The invention provides a method for preparing nitrogen-alkyl(deuterated alkyl)aromatic heterocycle and alkyl(deuterated alkyl)aryl ether compounds. The method adopted in the invention specifically comprises the following steps: firstly, adding an alkoxy base (MOR') or a combination reagent Q (comprising a base M'X, an alcohol C and a molecular sieve E) into a solvent B to be stirred; then, addingan aromatic compound D of nitrogen sulfonyl or oxygen sulfonyl into a mixture; separating and purifying after reaction to obtain nitrogen-alkyl(deuterated alkyl)aromatic heterocycle or alkyl(deuterated alkyl)aryl ether. The method can realize one-step conversion from an electron withdrawing benzenesulfonyl protecting group on a nitrogen or oxygen atom to an electron donating alkyl protecting group, avoids using highly toxic alkyl halide, and has advantages of being efficient, economical, environmentally friendly, mild in condition, good in substrate universality and high in yield; the prepareddeuterated compounds can be widely applied to the fields of pharmaceutical chemistry and organic chemistry synthesis.
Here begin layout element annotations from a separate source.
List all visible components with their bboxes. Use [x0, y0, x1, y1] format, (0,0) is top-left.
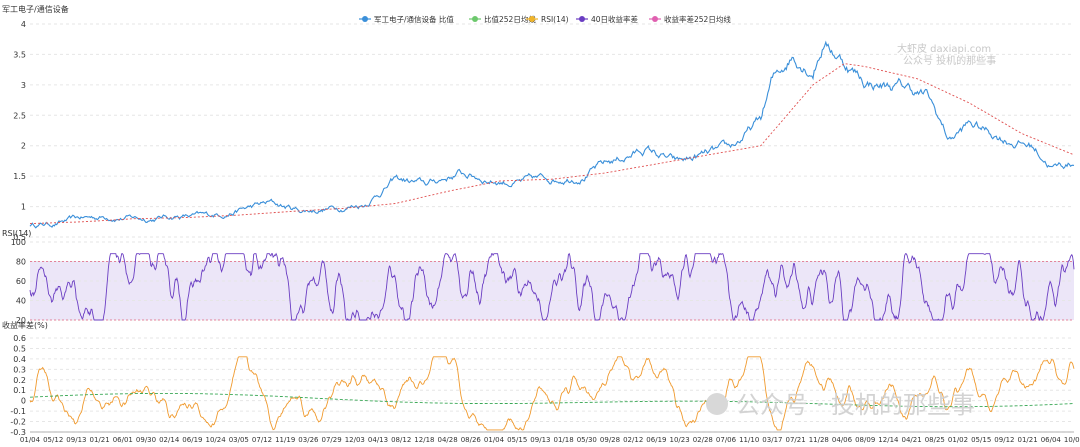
legend-label: 比值252日均线: [484, 14, 536, 24]
y-tick-label: 0.2: [13, 376, 26, 385]
series-ma-line: [29, 63, 1075, 225]
x-tick-label: 05/15: [971, 436, 991, 444]
y-tick-label: 0.5: [13, 233, 26, 242]
legend-label: RSI(14): [541, 15, 569, 24]
y-tick-label: 2.5: [13, 111, 26, 120]
x-tick-label: 08/26: [461, 436, 482, 444]
x-tick-label: 07/21: [786, 436, 806, 444]
x-tick-label: 06/01: [113, 436, 133, 444]
y-tick-label: -0.2: [10, 418, 26, 427]
x-tick-label: 12/14: [878, 436, 899, 444]
x-tick-label: 12/18: [414, 436, 434, 444]
x-tick-label: 02/14: [159, 436, 180, 444]
watermark-line2: 公众号 投机的那些事: [903, 54, 996, 67]
x-tick-label: 04/28: [438, 436, 458, 444]
y-tick-label: 0.6: [13, 334, 26, 343]
y-tick-label: 4: [21, 20, 26, 29]
series-return-diff-line: [29, 356, 1075, 431]
x-tick-label: 08/09: [855, 436, 875, 444]
y-tick-label: -0.3: [10, 428, 26, 437]
y-tick-label: 80: [16, 258, 26, 267]
y-tick-label: 60: [16, 277, 26, 286]
legend-label: 40日收益率差: [591, 14, 639, 24]
x-tick-label: 05/12: [43, 436, 63, 444]
y-tick-label: 0: [21, 397, 26, 406]
x-tick-label: 12/03: [345, 436, 365, 444]
x-tick-label: 11/28: [809, 436, 829, 444]
x-tick-label: 07/12: [252, 436, 272, 444]
x-tick-label: 09/30: [136, 436, 156, 444]
x-tick-label: 06/19: [182, 436, 202, 444]
x-tick-label: 09/13: [530, 436, 550, 444]
legend-swatch-dot: [529, 16, 535, 22]
x-tick-label: 07/29: [322, 436, 342, 444]
x-tick-label: 01/02: [948, 436, 968, 444]
y-tick-label: 20: [16, 316, 26, 325]
legend-swatch-dot: [472, 16, 478, 22]
legend-swatch-dot: [579, 16, 585, 22]
x-tick-label: 06/19: [646, 436, 666, 444]
x-tick-label: 06/04: [1041, 436, 1062, 444]
y-tick-label: 1.5: [13, 172, 26, 181]
legend-label: 军工电子/通信设备 比值: [374, 14, 454, 24]
x-tick-label: 11/10: [739, 436, 759, 444]
x-tick-label: 11/19: [275, 436, 295, 444]
x-tick-label: 01/04: [20, 436, 41, 444]
x-tick-label: 04/06: [832, 436, 853, 444]
x-tick-label: 10/23: [670, 436, 690, 444]
series-ratio-line: [29, 40, 1075, 229]
x-tick-label: 01/18: [554, 436, 574, 444]
x-tick-label: 08/25: [925, 436, 945, 444]
x-tick-label: 07/06: [716, 436, 737, 444]
watermark-big-text: 公众号 · 投机的那些事: [736, 391, 975, 419]
x-tick-label: 04/21: [902, 436, 922, 444]
y-tick-label: 2: [21, 142, 26, 151]
x-tick-label: 03/17: [762, 436, 782, 444]
y-tick-label: 0.3: [13, 365, 26, 374]
y-axis-title: 军工电子/通信设备: [2, 4, 69, 14]
y-tick-label: 0.4: [13, 355, 26, 364]
x-tick-label: 01/21: [90, 436, 110, 444]
x-tick-label: 10/24: [206, 436, 227, 444]
x-tick-label: 09/13: [66, 436, 86, 444]
series-rsi-line: [29, 252, 1075, 322]
legend-swatch-dot: [652, 16, 658, 22]
y-axis-title: 收益率差(%): [2, 320, 48, 330]
x-tick-label: 10/09: [1064, 436, 1080, 444]
y-axis-title: RSI(14): [2, 229, 31, 238]
series-return-diff-ma-line: [29, 392, 1075, 408]
x-tick-label: 02/12: [623, 436, 643, 444]
x-tick-label: 01/21: [1018, 436, 1038, 444]
legend-label: 收益率差252日均线: [664, 14, 731, 24]
x-tick-label: 09/12: [994, 436, 1014, 444]
legend-swatch-dot: [362, 16, 368, 22]
y-tick-label: 3.5: [13, 50, 26, 59]
y-tick-label: 40: [16, 297, 26, 306]
x-tick-label: 04/13: [368, 436, 388, 444]
y-tick-label: -0.1: [10, 407, 26, 416]
watermark-line1: 大虾皮 daxiapi.com: [897, 42, 991, 55]
x-tick-label: 08/12: [391, 436, 411, 444]
x-tick-label: 02/28: [693, 436, 713, 444]
x-tick-label: 03/26: [298, 436, 319, 444]
y-tick-label: 0.1: [13, 386, 26, 395]
x-tick-label: 05/30: [577, 436, 597, 444]
y-tick-label: 100: [11, 238, 26, 247]
y-tick-label: 3: [21, 81, 26, 90]
watermark-logo-icon: [706, 393, 728, 415]
x-tick-label: 01/04: [484, 436, 505, 444]
y-tick-label: 1: [21, 203, 26, 212]
x-tick-label: 09/28: [600, 436, 620, 444]
x-tick-label: 03/05: [229, 436, 249, 444]
x-tick-label: 05/15: [507, 436, 527, 444]
y-tick-label: 0.5: [13, 344, 26, 353]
Oxalic Diamides and tert-Butoxide: Two Types of Ligands Enabling Practical Access to Alkyl Aryl Ethers via Cu-Catalyzed Coupling Reaction

A robust and practical protocol for preparing alkyl aryl ethers has been developed, which relies on using two types of ligands to promote Cu-catalyzed alkoxylation of (hetero)aryl halides. The reaction scope is very general for a variety of coupling partners, particularly for challenging secondary alcohols and (hetero)aryl chlorides. In case of coupling with aryl chlorides and bromides, two oxalic diamides serve as the powerful ligands. The tert-butoxide is first demonstrated as a ligand for Cu-catalyzed coupling reaction, leading to alkoxylation of aryl iodides complete at room temperature. Additionally, a number of carbohydrate derivatives are applicable for this coupling reaction, affording the corresponding carbohydrate-aryl ethers in 29-98% yields.